Eli Manning will be the New York Giants quarterback on Sunday against the San Francisco 49ers. It should be that way not just for this weekend but for the rest of the year, even as this team sits with a 1-7 record and an eye towards another rebuilding year.
His completion percentage is actually up this year, higher than his career average. And his touchdown to interception ratio is also better than his career average. His interception percentage is the lowest of his career and his quarterback rating is above his 14-season average. Numbers that don’t point to a player who is at fault or deserves a benching.
While 2017 has not been a tremendous year for Manning, he is by no means the problem or even one of the major issues for a Giants offense that to date has barely shown a pulse. Pin the blame on Manning’s offensive line, a unit that is among the worst in the league if not the very bottom. Blame the lack of a running game or the playcalling, which has done very little to support him.
Or even the fact that his top three wide receivers have missed good chunks of the season so far and that the top two targets are out for the rest of the year.
But while Manning isn’t blameless, he isn’t the reason why the Giants are No. 29 in total offense and there’s no reason he should be benched. Head coach Ben McAdoo said as much this week and Manning, to his credit, is drowning out all the distractions around him and simply preparing.
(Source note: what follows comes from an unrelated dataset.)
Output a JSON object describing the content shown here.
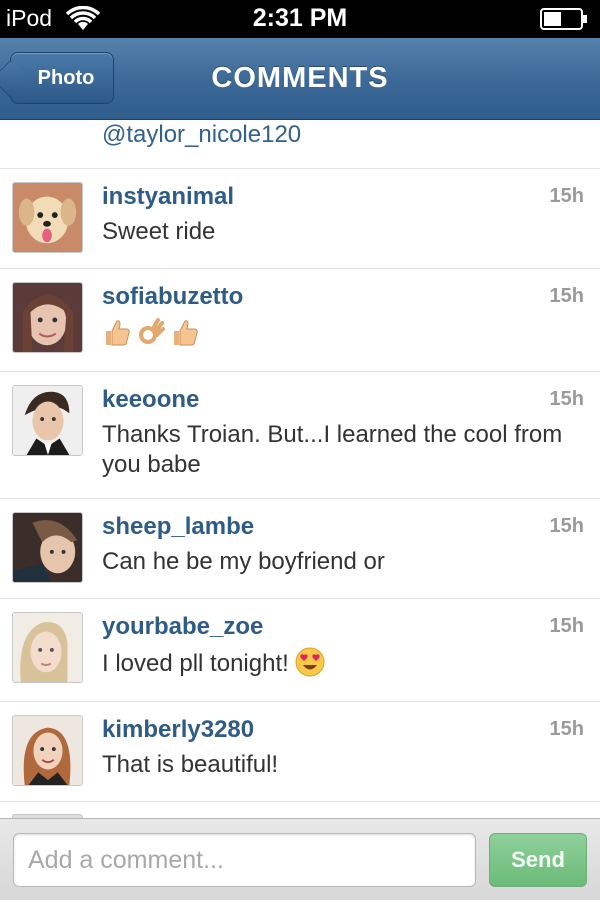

“I want to play. That’s what I like to do,” Manning said on Tuesday. “I like to play football and play quarterback and I take — I understand that I got a job to do and I got to do it better and do it well and get wins and if you don’t, everybody’s job is up for grabs in this league.”
And while the Giants are certainly closer to the post-Manning era than the beginning, now is not the time to become fully invested in moving on from their two-time Super Bowl MVP.
Keeping in mind that Manning has been tremendous the past couple of seasons, he is far from washed-up. This year’s struggles have more to do with questionable choices in free agency, ignoring the offensive line and years of bizarre draft selections finally coming home to roost.
All of which would cripple even a Tom Brady.
Manning’s under contract until next year, meaning that the Giants don’t need to rush this year to find a replacement. And while everyone is chomping at the bit to see draft pick Davis Webb, starting the rookie may not be ideal.
Training camp showed that Webb isn’t ready for primetime and rushing him onto the field won’t help his development. It also won’t help the development of first-round pick Evan Engram or the Giants young (albeit depleted) wide receivers who would develop better with Manning under center than a rookie playing like a deer in the headlights.
This is still Manning’s team and remarkably there is still a window for the Giants next year (and potentially 2019) to maximize the talent of the best quarterback in franchise history. The time isn’t there to move on from a quarterback who has thrown for over 4,000 yards in each of the past three seasons.
So for now, Manning sticks to being who he is: Unflappable and yet always prepared. Frustration, he says, doesn’t factor into his mindset.
“That doesn’t fix anything. That’s not going to help us win the next game,” Manning said. “So, I got to just keep preparing and working and keep getting some young guys up to speed and have confidence in them and knowing that we can go win this next game.”